With the help of an alert Rite Aid employee, Charles Miller of Lodi avoided being scammed out of $5,000.
Miller was ready to wire the money to a person claiming to be his grandson, Nathan, in Greece.
But his grandson was in California, and Rite Aid worker Judy Maire refused to let Miller be ripped off.
Police say the scam usually targets seniors. They say such financial fraud has become all too common — and warn that once money is wired overseas, there is little they can do.
Miller received a call on June 27 from someone claiming to be his grandson, supposedly calling from Greece. He was in trouble, he said. He had a fender-bender and the damage to the car was going to be $5,000.
Could Grandpa send him the money? Oh, and do not tell his mother or father, Miller's grandson warned, because he knew they would be mad.
The problem was not that Miller's grandson had been in an accident, nor was it that the boy was in Greece.
Miller was being scammed.
"It really sounded just like my grandson," Miller said. "He has a distinct voice. I was concerned."
Miller headed out immediately to get his grandson the money, unbeknownst to him that he was in the middle of being cheated out of a pile of cash.
He went to Safeway to try and send the money from the Western Union inside the store. They did not open until 10 a.m. It was 8 a.m.
So Miller headed to Rite Aid on West Lodi Avenue. He rushed up to the Western Union kiosk.
Store employee Maire was there to help, but as Miller began to relay his story, she that realized something was wrong.
Red flags began to pop up as Miller told Maire his tale of trying to get the large sum of money overseas as quickly as possible.
Was Miller sure it was his grandson?
"I said to him, 'Did you ask him questions or did you just listen?'" Maire said. "It is so believable to them. They feel they are abandoning (the person who calls)."
Maire refused to let Miller send the money, realizing that Miller was probably the victim of a money scam.
She suggested that Miller call his grandson's parents to find out if he had really gone overseas, or to see if he could actually speak with his grandson.
Miller left distraught and tried twice more to send money, but "divine intervention" prevented him from acquiring the requested money, he said.
After speaking with a Lodi police officer who also believed the situation to be a scam, Miller took up Maire's advice and eventually reached his grandson by phone.
His grandson was not in Greece, and he certainly did not need $5,000.
Miller said he considered himself lucky to not have fallen victim to the scheme. While the person who initially requested the money did call back, Miller pressed him with personal questions he knew the man would not be able to answer.
The person became angry, Miller said, and eventually hung up.
"I have learned you have to cool it a bit and think," he said. "Do not trust any caller that asks for money."
While Miller was lucky to avoid the scam, others are not so fortunate.

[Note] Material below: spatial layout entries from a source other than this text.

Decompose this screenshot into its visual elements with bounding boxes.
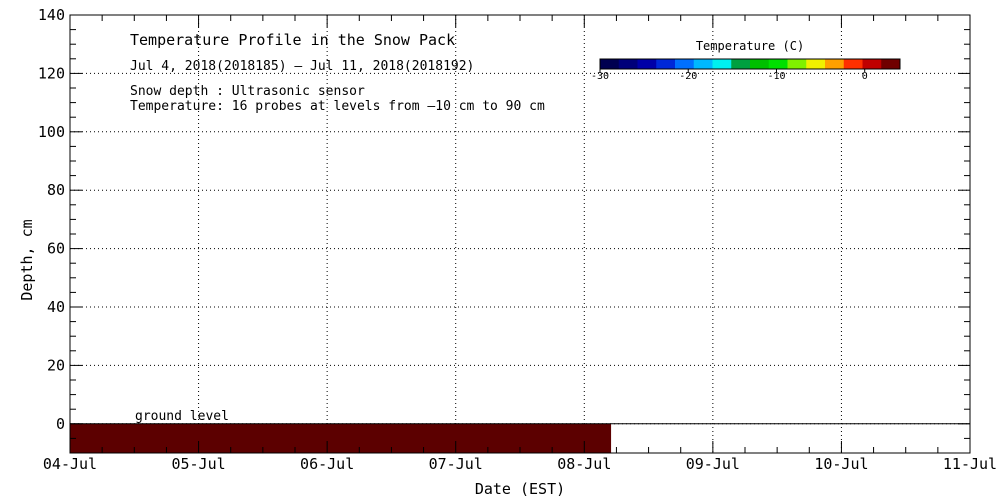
temperature-band-layer [70, 423, 970, 453]
y-tick-label: 60 [47, 240, 65, 258]
colorbar-segment [656, 59, 676, 69]
colorbar-segment [787, 59, 807, 69]
temperature-band [70, 423, 612, 453]
x-tick-labels: 04-Jul 05-Jul 06-Jul 07-Jul 08-Jul 09-Jul 10-J… [43, 455, 997, 473]
colorbar-frame [599, 58, 901, 70]
colorbar-segment [843, 59, 863, 69]
colorbar-segment [675, 59, 695, 69]
colorbar-segment [750, 59, 770, 69]
colorbar-segment [825, 59, 845, 69]
x-tick-label: 09-Jul [686, 455, 740, 473]
note-temperature-probes: Temperature: 16 probes at levels from —1… [130, 99, 545, 114]
temperature-colorbar: -30 -20 -10 0 [591, 58, 901, 82]
note-snow-depth: Snow depth : Ultrasonic sensor [130, 84, 365, 99]
x-tick-label: 06-Jul [300, 455, 354, 473]
colorbar-tick-label: -10 [767, 71, 785, 82]
colorbar-tick-label: -30 [591, 71, 609, 82]
y-tick-label: 140 [38, 6, 65, 24]
colorbar-segment [806, 59, 826, 69]
y-tick-label: 80 [47, 181, 65, 199]
x-tick-label: 10-Jul [814, 455, 868, 473]
y-tick-label: 120 [38, 64, 65, 82]
colorbar-tick-label: -20 [679, 71, 697, 82]
x-axis-label: Date (EST) [475, 480, 565, 498]
x-tick-label: 04-Jul [43, 455, 97, 473]
y-tick-label: 100 [38, 123, 65, 141]
colorbar-segment [600, 59, 620, 69]
y-tick-label: 20 [47, 356, 65, 374]
y-tick-label: 0 [56, 415, 65, 433]
colorbar-segment [693, 59, 713, 69]
colorbar-segment [768, 59, 788, 69]
x-tick-label: 08-Jul [557, 455, 611, 473]
axis-ticks [69, 14, 971, 454]
grid-lines [70, 15, 970, 453]
colorbar-segment [881, 59, 901, 69]
x-tick-label: 11-Jul [943, 455, 997, 473]
y-tick-label: 40 [47, 298, 65, 316]
y-axis-label: Depth, cm [18, 219, 36, 300]
date-range: Jul 4, 2018(2018185) — Jul 11, 2018(2018… [130, 59, 474, 74]
colorbar-segment [712, 59, 732, 69]
colorbar-tick-label: 0 [862, 71, 868, 82]
colorbar-segment [618, 59, 638, 69]
colorbar-title: Temperature (C) [696, 39, 804, 53]
x-tick-label: 07-Jul [429, 455, 483, 473]
colorbar-segment [731, 59, 751, 69]
colorbar-segment [862, 59, 882, 69]
chart-title: Temperature Profile in the Snow Pack [130, 31, 455, 49]
ground-level-label: ground level [135, 409, 229, 424]
colorbar-segment [637, 59, 657, 69]
plot-frame [69, 14, 971, 454]
x-tick-label: 05-Jul [171, 455, 225, 473]
y-tick-labels: 0 20 40 60 80 100 120 140 [38, 6, 65, 433]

Sgt. Doug Chinn of the Lodi Police Department said these kind of scams happen every day. Typically, people are scammed via email, though phone calls are fairly frequent.
Police reports are sent to the federal agencies monitoring these scams, but Chinn said people still fall victim to a host of schemes.
According to Maire, she encounters a scam victim roughly once a month.
Fortunately, however, employees at stores like Rite Aid are trained to try and help people avoid losing money to the sly scammers.
Large sums of cash, vague details on why money is needed, and asking not to tell mom or dad are key red flags, said Rite Aid store manager Ken Prestor.
"The (scammers) make the situation seem so desperate," Maire said. "(Victims) usually don't believe it could be fake. It is sad."